Prominent Lawyers Sue California Because of “Literacy Crisis”

California Department of Education is on the receiving end following a decision by some prominent lawyers to sue the state in what they term as “literacy crisis.” The lawyers, drawn from two law firms: Public Counsel and Morrison & Foerster, will be representing former teachers, current teachers, and students from over 11 underperforming schools in the Golden State. Mark Rosenbaum, an advocate with the Public Counsel, is convinced that California is doing a disservice to the U.S regarding literacy and basic education.
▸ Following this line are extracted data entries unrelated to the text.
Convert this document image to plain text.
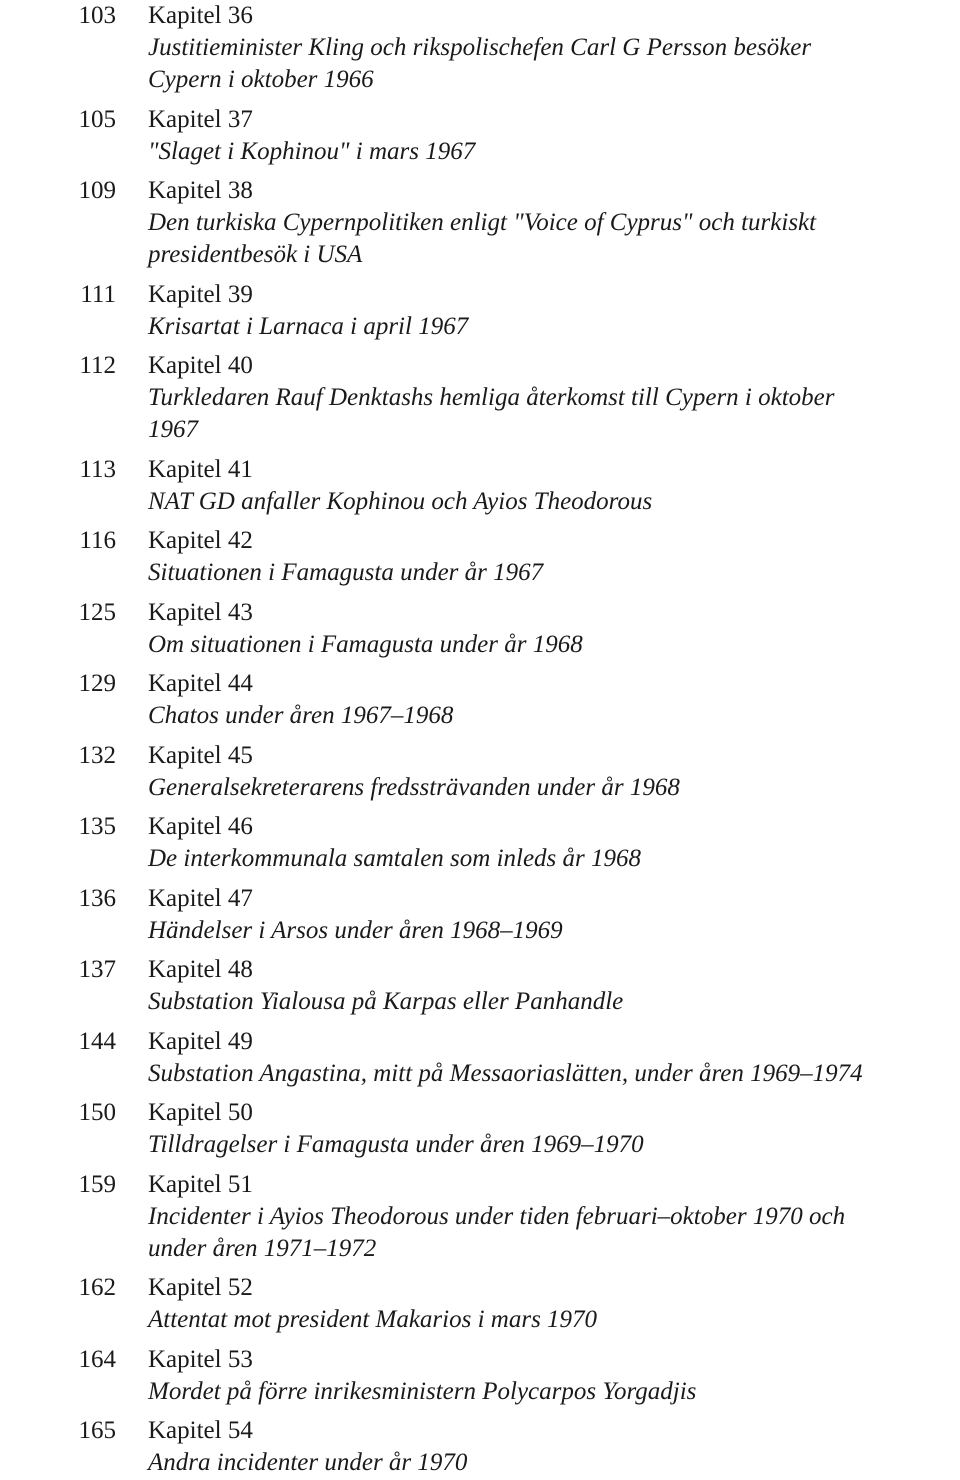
103 Kapitel 36
Justitieminister Kling och rikspolischefen Carl G Persson besöker
Cypern i oktober 1966
105 Kapitel 37
"Slaget i Kophinou" i mars 1967
109 Kapitel 38
Den turkiska Cypernpolitiken enligt "Voice of Cyprus" och turkiskt
presidentbesök i USA
111 Kapitel 39
Krisartat i Larnaca i april 1967
112 Kapitel 40
Turkledaren Rauf Denktashs hemliga återkomst till Cypern i oktober
1967
113 Kapitel 41
NAT GD anfaller Kophinou och Ayios Theodorous
116 Kapitel 42
Situationen i Famagusta under år 1967
125 Kapitel 43
Om situationen i Famagusta under år 1968
129 Kapitel 44
Chatos under åren 1967–1968
132 Kapitel 45
Generalsekreterarens fredssträvanden under år 1968
135 Kapitel 46
De interkommunala samtalen som inleds år 1968
136 Kapitel 47
Händelser i Arsos under åren 1968–1969
137 Kapitel 48
Substation Yialousa på Karpas eller Panhandle
144 Kapitel 49
Substation Angastina, mitt på Messaoriaslätten, under åren 1969–1974
150 Kapitel 50
Tilldragelser i Famagusta under åren 1969–1970
159 Kapitel 51
Incidenter i Ayios Theodorous under tiden februari–oktober 1970 och
under åren 1971–1972
162 Kapitel 52
Attentat mot president Makarios i mars 1970
164 Kapitel 53
Mordet på förre inrikesministern Polycarpos Yorgadjis
165 Kapitel 54
Andra incidenter under år 1970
The lawsuit stems from a state assessment which revealed unacceptable statistics about literacy. The assessment concluded that only a few students—less than half—in elementary school had satisfied California’s literacy standards since three years ago. And it is not only students in traditional schools that are lagging behind, but also those in charter schools. In one school, La Salle Avenue Elementary School in Los Angeles, the assessment established that slightly over four percent of students were proficient in both English and math. A whopping 96 percent was nothing to write home about.
One student, Katie T, and a former teacher, David Moch, at La Salle are among the plaintiffs in the suit. When she was done with fifth grade, Katie T’s reading level was comparable to that of a student in third grade. Moch is likely to be an asset to the suit; he taught at La Salle for 18 years, and his testimony that he had to contend with fifth graders sent to his kindergarten class in an attempt to improve their literacy skills may influence the court. Moch further stated that he and other teachers were not taught how to handle the situation. To add insult to injury, some programs that bore fruits were abolished, according to Moch.
Bill Ainsworth, a spokesperson for the Department of Education, declined to talk about the lawsuit claiming that they had not been formally served. In an email to the Associated Press, Ainsworth was categorical that the Golden State had a well laid out program dedicated to low-income students. He confirmed that California spends 10 billion dollars every academic year to assist foster children and other students seen to be disadvantaged. Among the schools to receive additional support in the coming year is La Salle. Two other schools named in the lawsuit, Children of Promise Preparatory Academy and Van Buren Elementary School will benefit from California’s intervention in the coming year.